Smith is reporting that Wolffe is getting grief for his former pals for holding out on them by saving most (or the best?) of the materials for his book instead of publishing it in Newsweek, which apparently was financing his research. But so far no one is giving Wolffe grief for pretending to be an objective commentator when he was a party to a tacit or explicit quid pro quo--access for soft coverage. Again, I'm not objecting to the arrangement--and apparently this is not at all unusual. However, I think journalists have an obligation to disclose those arrangements so that we the readers and viewers can judge for ourselves as best as we can. When they don't disclose, we should punish them.

Monday, June 1, 2009

Silly Analysis About Race

I was struck by a few paragraphs in reading this commentary for Time magazine on the Sotomayor nomination by Christopher Caldwell of the Weekly Standard, provocatively advertised on the cover of the magazine as "The Coming Showdown over Affirmative Action." The commentary is mostly bland except for two eye-catching paragraphs. Noting Sotomayor's role in a Title VII "affirmative action case" involving New Haven firefighters, Caldwell writes:

Whether or not you like racial preferences, they involve a way of looking at the
law that is sophisticated rather than commonsensical. If the New Haven opinion is fair, it is the kind of fairness you learn at Yale Law School, not the kind you learn in the South Bronx.

It is not clear to me why "racial preferences" are sophisticated as opposed to commonsensical and requires a Yale Law education as opposed to life experiences to understand. Take some commonsensical points of departure. Suppose that you are a person of color who grew up around other people of color in the barrio or in the inner-city. There you were surrounded by people of color that you deemed to be extremely smart and very hardworking, but who were also given few breaks in life. Indeed, you might be that person yourself; you felt that you always had to work harder than your white peers but received fewer goodies than they did. How would you think about an entrance test for becoming a firefighter or an exam that determined who got promoted up the ranks in which most of the candidates of color did poorly and the white candidates did well?  Moreover, what would you do if the law told you that those types of disparate impacts were permitted only in very limited circumstances?

It seems to me that commonsense would tell you one of two things: either the candidates of color were stupid or lazy (option one) or the system was unfairly rigged against them (option two).  Of those two choices, which one would be commonsense option, if you were a person of color and you grew up in difficult circumstances? My guess is that the commonsense option is option one.
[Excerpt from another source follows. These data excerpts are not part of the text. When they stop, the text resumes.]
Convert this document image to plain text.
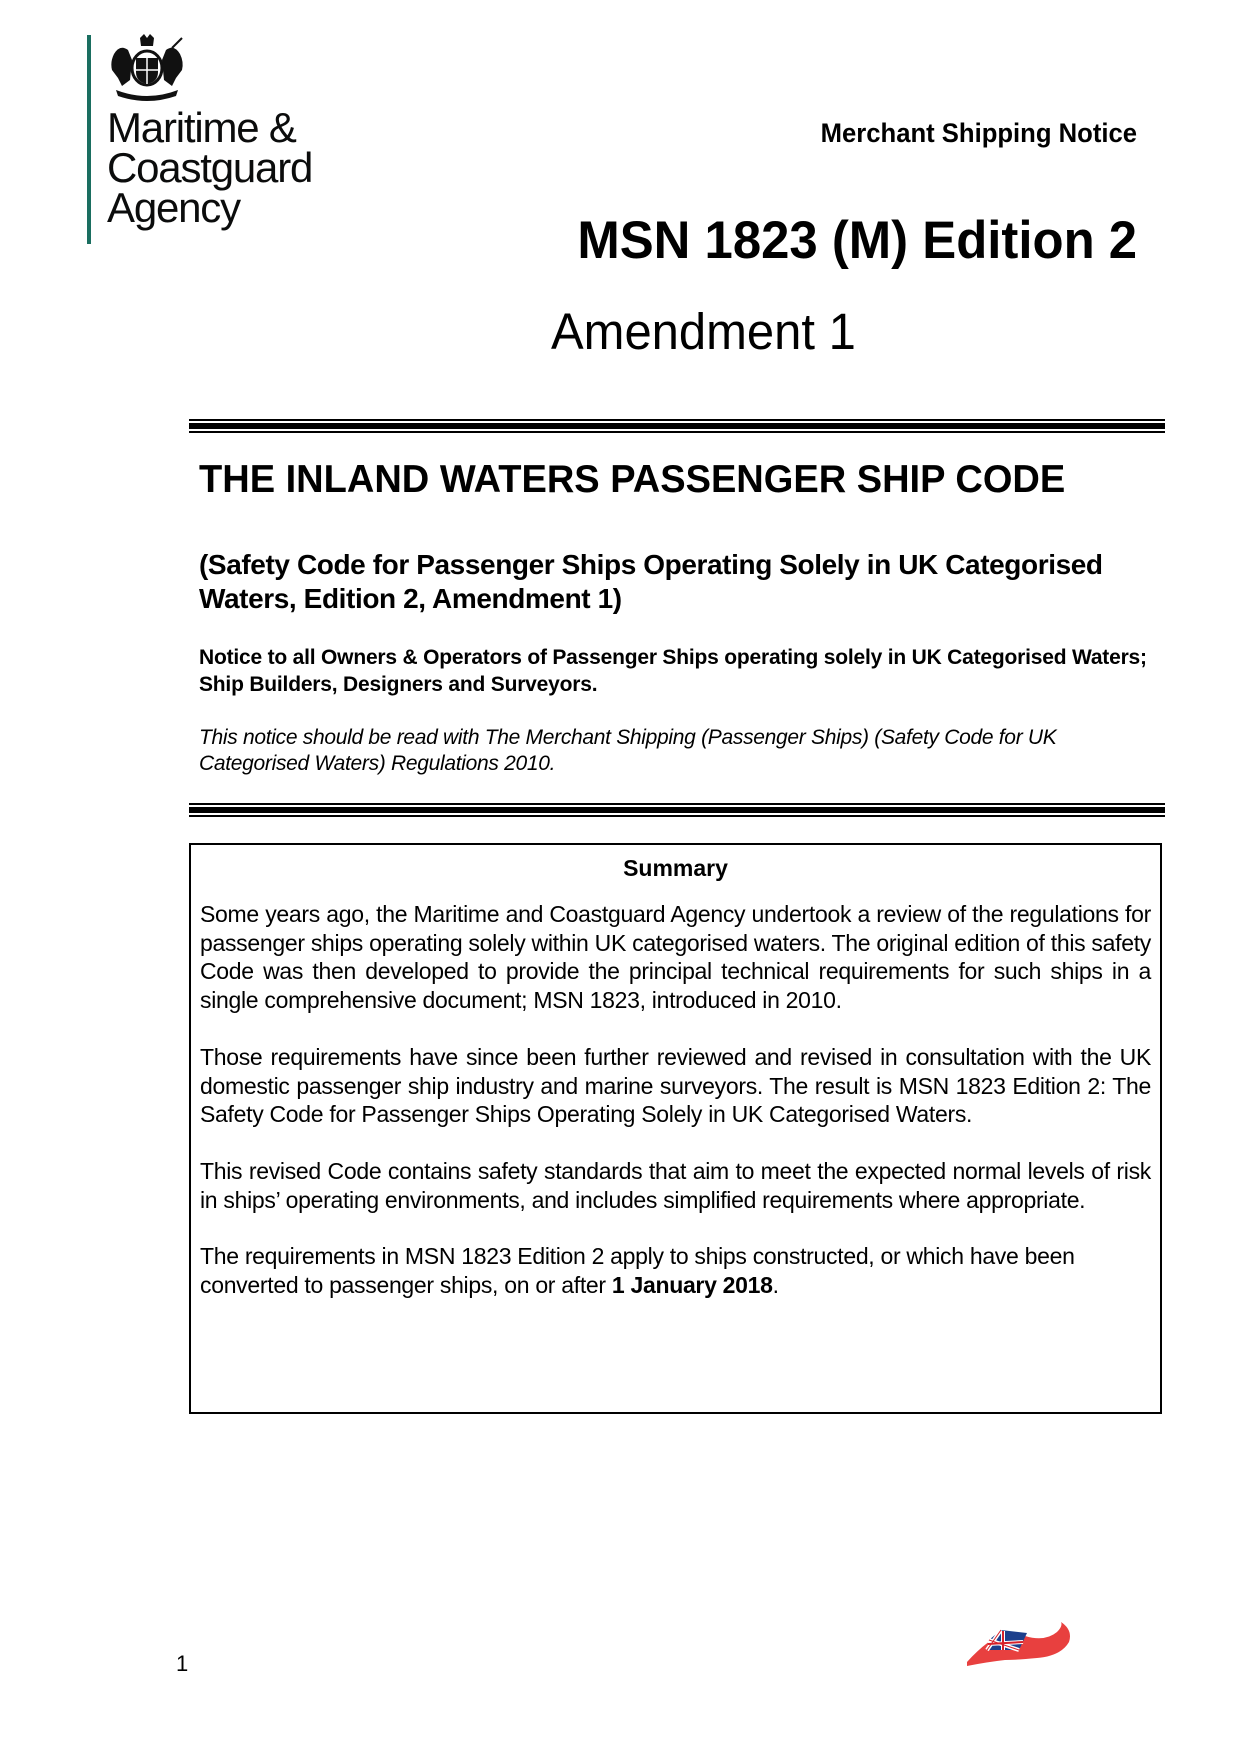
Maritime &
Coastguard
Agency
Merchant Shipping Notice
MSN 1823 (M) Edition 2
Amendment 1
THE INLAND WATERS PASSENGER SHIP CODE
(Safety Code for Passenger Ships Operating Solely in UK Categorised Waters, Edition 2, Amendment 1)
Notice to all Owners & Operators of Passenger Ships operating solely in UK Categorised Waters; Ship Builders, Designers and Surveyors.
This notice should be read with The Merchant Shipping (Passenger Ships) (Safety Code for UK Categorised Waters) Regulations 2010.
Summary

Some years ago, the Maritime and Coastguard Agency undertook a review of the regulations for passenger ships operating solely within UK categorised waters. The original edition of this safety Code was then developed to provide the principal technical requirements for such ships in a single comprehensive document; MSN 1823, introduced in 2010.

Those requirements have since been further reviewed and revised in consultation with the UK domestic passenger ship industry and marine surveyors. The result is MSN 1823 Edition 2: The Safety Code for Passenger Ships Operating Solely in UK Categorised Waters.

This revised Code contains safety standards that aim to meet the expected normal levels of risk in ships’ operating environments, and includes simplified requirements where appropriate.

The requirements in MSN 1823 Edition 2 apply to ships constructed, or which have been converted to passenger ships, on or after 1 January 2018.

1
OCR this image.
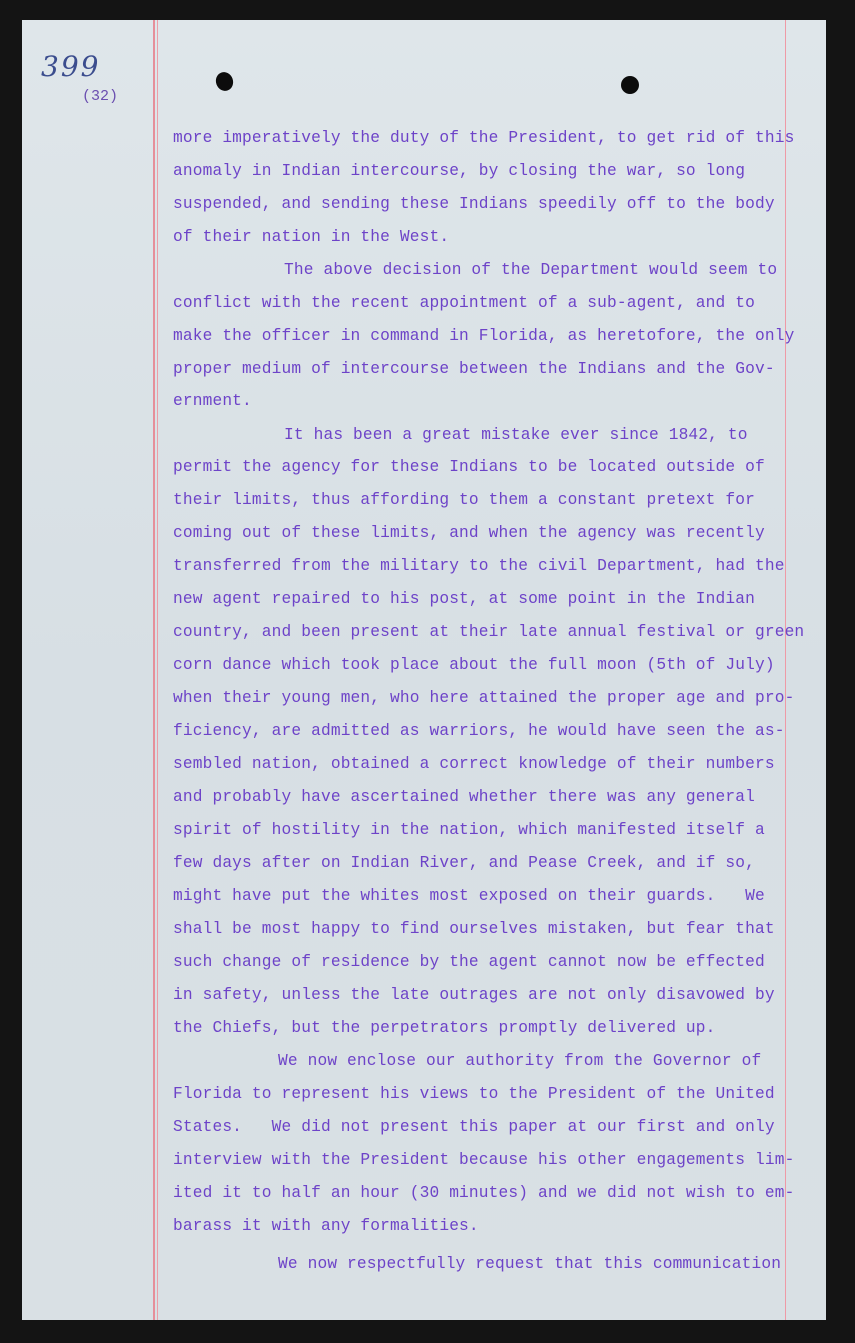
399
(32)
more imperatively the duty of the President, to get rid of this
anomaly in Indian intercourse, by closing the war, so long
suspended, and sending these Indians speedily off to the body
of their nation in the West.
The above decision of the Department would seem to
conflict with the recent appointment of a sub-agent, and to
make the officer in command in Florida, as heretofore, the only
proper medium of intercourse between the Indians and the Gov-
ernment.
It has been a great mistake ever since 1842, to
permit the agency for these Indians to be located outside of
their limits, thus affording to them a constant pretext for
coming out of these limits, and when the agency was recently
transferred from the military to the civil Department, had the
new agent repaired to his post, at some point in the Indian
country, and been present at their late annual festival or green
corn dance which took place about the full moon (5th of July)
when their young men, who here attained the proper age and pro-
ficiency, are admitted as warriors, he would have seen the as-
sembled nation, obtained a correct knowledge of their numbers
and probably have ascertained whether there was any general
spirit of hostility in the nation, which manifested itself a
few days after on Indian River, and Pease Creek, and if so,
might have put the whites most exposed on their guards.   We
shall be most happy to find ourselves mistaken, but fear that
such change of residence by the agent cannot now be effected
in safety, unless the late outrages are not only disavowed by
the Chiefs, but the perpetrators promptly delivered up.
We now enclose our authority from the Governor of
Florida to represent his views to the President of the United
States.   We did not present this paper at our first and only
interview with the President because his other engagements lim-
ited it to half an hour (30 minutes) and we did not wish to em-
barass it with any formalities.
We now respectfully request that this communication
After that illuminating paragraph, Caldwell went on to assert that the rationale for affirmative action, "that minorities are cut off from fair access to positions of influence in society . . . has been undermined, to put it mildly." That's not putting it mildly, that's putting it stupidly. One can argue that intentional race discrimination is on the decline and therefore so should affirmative action. That would be fair. One could argue whether the conclusion follows from the premise but there would be something to argue about. However, the naked and without evidence proposition that citizens of color have equivalent access to positions of influence is simply wrong.

Consider of a relevant marker of differential access, the education gap. 17% of black adults over 25 and 40% of Latino adults over 25 have failed to complete high school. The comparable number for whites is 9%. Black SAT scores in critical reading lag behind that of whites on average by about 94 points. You could find similar statistics for almost all levels of educational achievement; there is a definitive sometimes narrowing, sometimes widening but persistent gap. My guess here is, and this is only a guess, if you grew up in the barrio you would understand that it is unfair that people of color do not have the same access to positions of power than whites and you might even do something about it when the law requires you to. But that might make too much common sense.